M. Vincent Eblé, rapporteur pour avis sur les crédits « Patrimoines ». - Merci d'avoir évoqué l'archéologie préventive. Beaucoup de réformes ont été lancées ces dernières années, mais nous n'en sommes pas au bout. Le système en place pose des difficultés pour les collectivités territoriales et l'Inrap. Cela est dû aussi au caractère fluctuant de la territorialité, et donc à la difficulté de définir la taille du service d'archéologie. Soumises aux aléas de la concurrence, les collectivités territoriales préfèrent en effet avoir de très petits services plutôt que de risquer de créer un service surdimensionné qui subira une baisse d'activité une fois la fouille achevée. Dans la vallée de la Seine, les carriers nous demandent sans cesse de pouvoir réaliser des diagnostics. 2 % seulement aboutiront à des fouilles, mais le diagnostic seul prend déjà du temps. Les collectivités territoriales n'ont pas les moyens de répondre à ces demandes. Aujourd'hui, je le redis, il n'y a aucun crédit pour l'Inrap : une réforme de la RAP sera examinée en loi de finances rectificative.

Concernant le patrimoine mondial, votre réflexion est juste. Autrefois c'était un label de notoriété qui « boostait » le tourisme. Depuis, voyant que l'afflux de visiteurs entraînait des risques, l'UNESCO a mis en place une réelle protection. C'est formidable ; mais encore faut-il avoir les moyens de l'appliquer. Une multitude d'acteurs est concernée, une coordination est donc nécessaire. C'est à l'État d'en prendre la responsabilité puisqu'il est signataire de la convention de 1972.

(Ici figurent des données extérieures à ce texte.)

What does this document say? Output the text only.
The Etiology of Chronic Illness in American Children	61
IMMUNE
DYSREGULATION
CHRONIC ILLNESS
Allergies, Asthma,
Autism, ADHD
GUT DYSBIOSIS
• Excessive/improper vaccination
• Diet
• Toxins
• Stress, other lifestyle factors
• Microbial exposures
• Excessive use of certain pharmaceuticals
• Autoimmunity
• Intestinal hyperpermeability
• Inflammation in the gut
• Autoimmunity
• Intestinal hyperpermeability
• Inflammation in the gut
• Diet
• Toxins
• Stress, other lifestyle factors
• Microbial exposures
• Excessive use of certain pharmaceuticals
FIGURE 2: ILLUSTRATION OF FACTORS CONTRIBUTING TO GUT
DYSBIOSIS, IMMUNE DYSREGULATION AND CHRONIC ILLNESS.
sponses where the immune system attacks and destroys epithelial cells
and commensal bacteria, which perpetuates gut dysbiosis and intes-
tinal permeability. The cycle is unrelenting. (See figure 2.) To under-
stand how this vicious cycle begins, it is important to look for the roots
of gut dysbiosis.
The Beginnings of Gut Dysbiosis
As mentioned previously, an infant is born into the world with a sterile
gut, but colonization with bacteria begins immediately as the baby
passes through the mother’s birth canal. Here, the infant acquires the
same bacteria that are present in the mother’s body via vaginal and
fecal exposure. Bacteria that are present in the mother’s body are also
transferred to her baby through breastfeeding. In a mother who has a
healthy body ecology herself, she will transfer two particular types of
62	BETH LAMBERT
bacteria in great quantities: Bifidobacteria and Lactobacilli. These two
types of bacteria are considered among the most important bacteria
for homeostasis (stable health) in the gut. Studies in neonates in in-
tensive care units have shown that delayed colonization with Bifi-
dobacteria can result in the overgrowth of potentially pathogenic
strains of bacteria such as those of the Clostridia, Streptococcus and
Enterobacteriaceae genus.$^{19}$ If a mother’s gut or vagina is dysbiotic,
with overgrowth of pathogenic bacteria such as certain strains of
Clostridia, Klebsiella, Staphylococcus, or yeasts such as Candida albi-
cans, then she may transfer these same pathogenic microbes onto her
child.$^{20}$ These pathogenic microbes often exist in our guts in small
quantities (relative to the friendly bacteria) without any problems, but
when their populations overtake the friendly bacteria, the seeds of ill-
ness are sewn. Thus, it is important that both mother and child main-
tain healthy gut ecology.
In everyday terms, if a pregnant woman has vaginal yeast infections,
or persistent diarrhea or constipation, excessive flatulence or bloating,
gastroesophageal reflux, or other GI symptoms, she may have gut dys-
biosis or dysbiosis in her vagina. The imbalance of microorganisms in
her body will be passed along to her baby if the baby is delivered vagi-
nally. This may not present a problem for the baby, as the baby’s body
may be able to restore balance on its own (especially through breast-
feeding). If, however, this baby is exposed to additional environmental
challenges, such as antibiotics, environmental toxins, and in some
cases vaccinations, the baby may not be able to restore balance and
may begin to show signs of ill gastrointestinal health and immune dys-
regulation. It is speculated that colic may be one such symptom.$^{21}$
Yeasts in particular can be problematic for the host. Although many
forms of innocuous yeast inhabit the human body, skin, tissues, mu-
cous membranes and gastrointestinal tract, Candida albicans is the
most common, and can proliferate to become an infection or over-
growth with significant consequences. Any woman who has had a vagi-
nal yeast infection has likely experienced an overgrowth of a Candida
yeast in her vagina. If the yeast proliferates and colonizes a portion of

Enfin, sur la décentralisation des musées, ma lecture est qu'il y a un risque clair de politique patrimoniale à plusieurs vitesses. Il y a un hiatus Paris-Province, mais pour affiner cette analyse binaire je signale qu'il y a aussi une différence entre un maillage diffus et un maillage plus dense entre les territoires. Les enjeux ne concernent pas que les grandes locomotives, mais l'ensemble du patrimoine. Or j'ai le sentiment que ce sont les plus petits qui sont les moins bien accompagnés. Si les directions régionales des affaires culturelles (DRAC) continuent à pouvoir jouer un rôle, les architectes en chef ne le font plus parce qu'ils sont soumis à la concurrence. Lorsqu'ils faisaient les diagnostics, ils étaient assurés d'être chargés des travaux ensuite et donc d'être rémunérés. Ce n'est plus le cas aujourd'hui. Les petites communes n'ont pas les moyens, ni les personnels pour le faire. Je souhaiterais pouvoir obtenir des informations sur ce type de collectivités territoriales et sur les aides qui leur sont accordées par l'État. On verrait à mon avis, mais ce n'est qu'une intuition, une différence de traitement considérable entre les petites et les grandes collectivités.

Mme Marie-Christine Blandin, présidente. - Je vous invite à prendre connaissance du détail des rapports, qui sont bien sûr beaucoup plus riches que ce qui est présenté ici. Je voudrais signaler par exemple le problème des ressources humaines, avec un chiffre alarmant : d'ici 10 ans, la moitié des conservateurs de musées de la fonction publique territoriale seront en retraite et la relève n'est pas encore assurée.

La commission émet un avis défavorable à l'adoption des crédits de la mission « Culture ».